Canvas wordt gebruikt voor (dek)zeilen, zonneschermen en dergelijke. In deze toepassingen is het grotendeels vervangen door synthetische materialen.
Canvas wordt tegenwoordig ook wel weer voor tassen en kleding gebruikt, maar dan wordt het materiaal meestal gewoon hennep genoemd.
Canvas dat van een inkjet-coating is voorzien, kan uitstekend gebruikt worden voor reproducties van schilderijen. Dit geeft een authentiek effect, hoewel het reliëf, veroorzaakt door dikke klodders verf in het origineel, natuurlijk niet te zien is.
[bewerk] Traditionele productiemethode
Vroeger werd het weefsel met de hand geweven en daarna op een raam gespannen. Daarna werd een voorlijming aangebracht, waarvoor beenderlijm werd gebruikt. Het voorbereiden en het strijken van de beenderlijm op het weefsel is een moeilijk beheersbaar proces. Omdat beenderlijm oplosbaar is in water, kan dit storen bij het schilderen. Daarom werd er aluin aan de beenderlijm toegevoegd. Ook andere stoffen als "ei" en honing werden aan de beenderlijm toegevoegd.
Na het lijmen werd het canvas van een grondering voorzien. In de grondering zijn pigmenten aanwezig, die het canvas een bepaalde kleur geven. Verschillende schilders gebruikten dan ook verschillende kenmerkende canvaskleuren. Rembrandt had een voorkeur voor donkerbruine kleuren; Rubens gebruikte liever een helder wit canvas met een lichtblauwe tint. Als pigment werd het loodwit gebruikt. Loodwit is echter giftig, zodat dit tegenwoordig door andere pigmenten is vervangen.
[bewerk] Moderne productiemethode
Moderne industriële productie van canvas maakt gebruik van polyester en/of katoen draden. Katoen is een natuurlijk materiaal en wordt meestal gebleekt. Slechte kwaliteit katoen kan je herkennen doordat veel zwarte resten/punten in het textiel te zien zijn. Hoe meer polyester, hoe egaler het canvas.
Op een weefmachine worden de verschillende draden tot een textiel geweven. Dit gebeurt meestal in een 1:1 of een 2:1 constructie, wat wil zeggen het aantal draden horizontaal en verticaal. De 2:1 constructie is kwalitatief beter, doordat het textiel dichter geweven is.

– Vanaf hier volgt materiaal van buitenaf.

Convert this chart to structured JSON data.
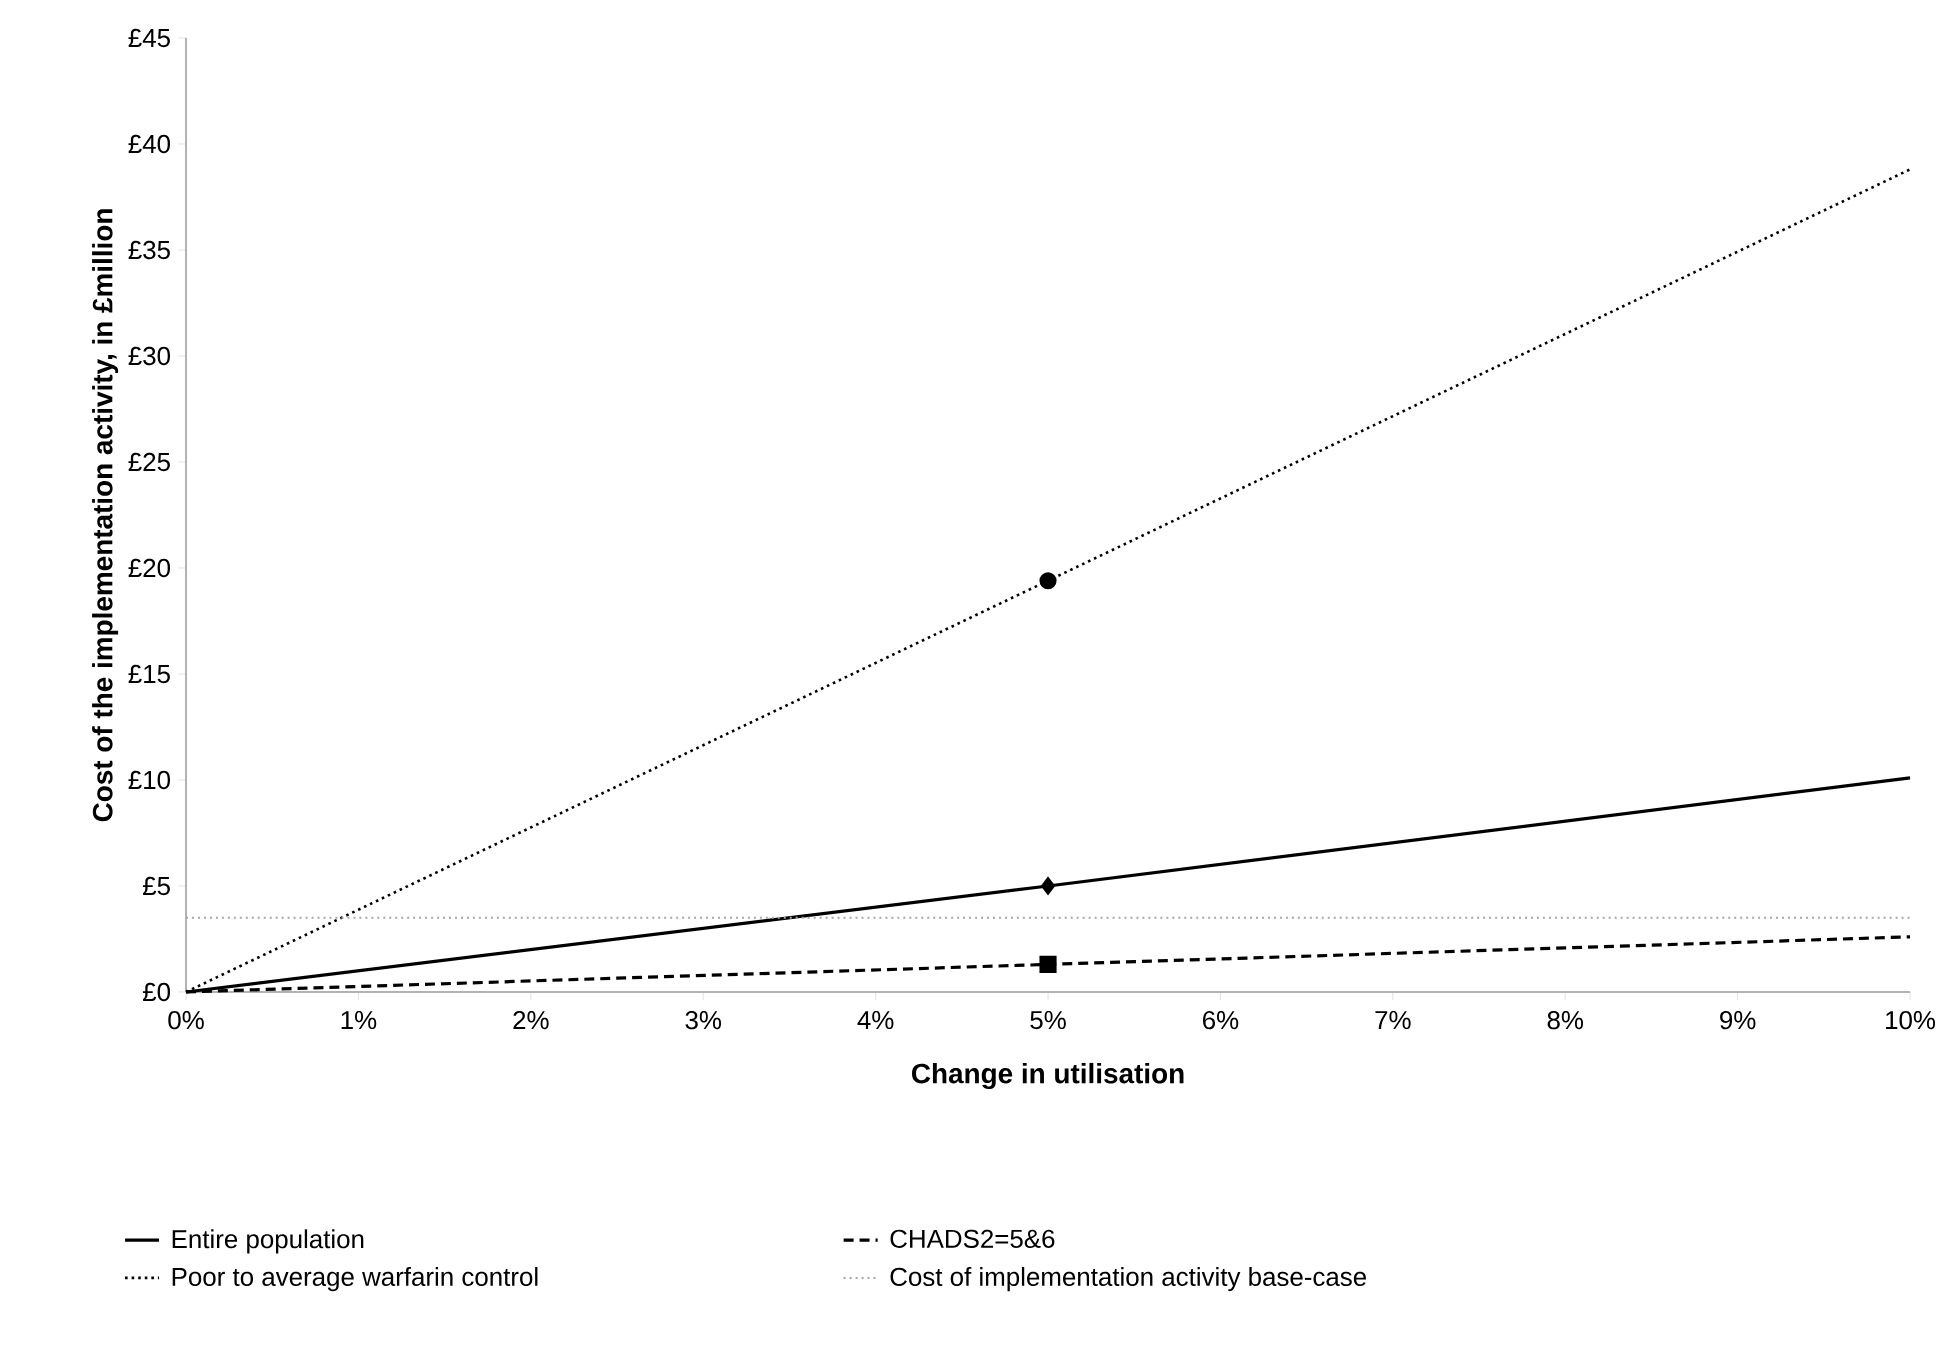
{
  "chart_data": {
    "type": "line",
    "xlabel": "Change in utilisation",
    "ylabel": "Cost of the implementation activity, in £million",
    "xlim": [
      0,
      10
    ],
    "xticks": [
      {
        "value": 0,
        "label": "0%"
      },
      {
        "value": 1,
        "label": "1%"
      },
      {
        "value": 2,
        "label": "2%"
      },
      {
        "value": 3,
        "label": "3%"
      },
      {
        "value": 4,
        "label": "4%"
      },
      {
        "value": 5,
        "label": "5%"
      },
      {
        "value": 6,
        "label": "6%"
      },
      {
        "value": 7,
        "label": "7%"
      },
      {
        "value": 8,
        "label": "8%"
      },
      {
        "value": 9,
        "label": "9%"
      },
      {
        "value": 10,
        "label": "10%"
      }
    ],
    "ylim": [
      0,
      45
    ],
    "yticks": [
      {
        "value": 0,
        "label": "£0"
      },
      {
        "value": 5,
        "label": "£5"
      },
      {
        "value": 10,
        "label": "£10"
      },
      {
        "value": 15,
        "label": "£15"
      },
      {
        "value": 20,
        "label": "£20"
      },
      {
        "value": 25,
        "label": "£25"
      },
      {
        "value": 30,
        "label": "£30"
      },
      {
        "value": 35,
        "label": "£35"
      },
      {
        "value": 40,
        "label": "£40"
      },
      {
        "value": 45,
        "label": "£45"
      }
    ],
    "grid": false,
    "legend": "bottom",
    "marker": "none",
    "series": [
      {
        "name": "Entire population",
        "color": "#000000",
        "line_style": "solid",
        "x": [
          0,
          5,
          10
        ],
        "values": [
          0,
          5.0,
          10.1
        ]
      },
      {
        "name": "CHADS2=5&6",
        "color": "#000000",
        "line_style": "dashed",
        "x": [
          0,
          5,
          10
        ],
        "values": [
          0,
          1.3,
          2.6
        ]
      },
      {
        "name": "Poor to average warfarin control",
        "color": "#000000",
        "line_style": "dotted",
        "x": [
          0,
          5,
          10
        ],
        "values": [
          0,
          19.4,
          38.8
        ]
      },
      {
        "type": "scatter",
        "color": "#000000",
        "marker": "diamond",
        "x": [
          5
        ],
        "values": [
          5.0
        ]
      },
      {
        "type": "scatter",
        "color": "#000000",
        "marker": "square",
        "x": [
          5
        ],
        "values": [
          1.3
        ]
      },
      {
        "type": "scatter",
        "color": "#000000",
        "marker": "circle",
        "x": [
          5
        ],
        "values": [
          19.4
        ]
      }
    ],
    "ref_lines": [
      {
        "axis": "y",
        "value": 3.5,
        "label": "Cost of implementation activity base-case",
        "color": "#a6a6a6",
        "line_style": "dotted"
      }
    ]
  }
}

Er bestaan canvas-soorten met een bruine achterkant. Dit moet het canvas een authenthiek karakter geven. De bruine kleur wordt slechts zelden veroorzaakt door de kleur van het katoen, meestal wordt deze zijde met een bruine verf gekleurd.
Industrieel canvas wordt vaak nog van een laag coating voorzien. Deze coating bestaat uit polyacrylaat of polyurethaan als binder, met pigmenten als kaolien, krijt (calciumcarbonaat), zinkwit of titaanwit (titaandioxide). De functie van deze coating is om het materiaal ondoordringbaar te maken voor bijvoorbeeld verf, zodat de achterkant van het doek niet meegekleurd wordt. Of het is juist een oppervlakte voor een goede hechting van de verf aan het canvas.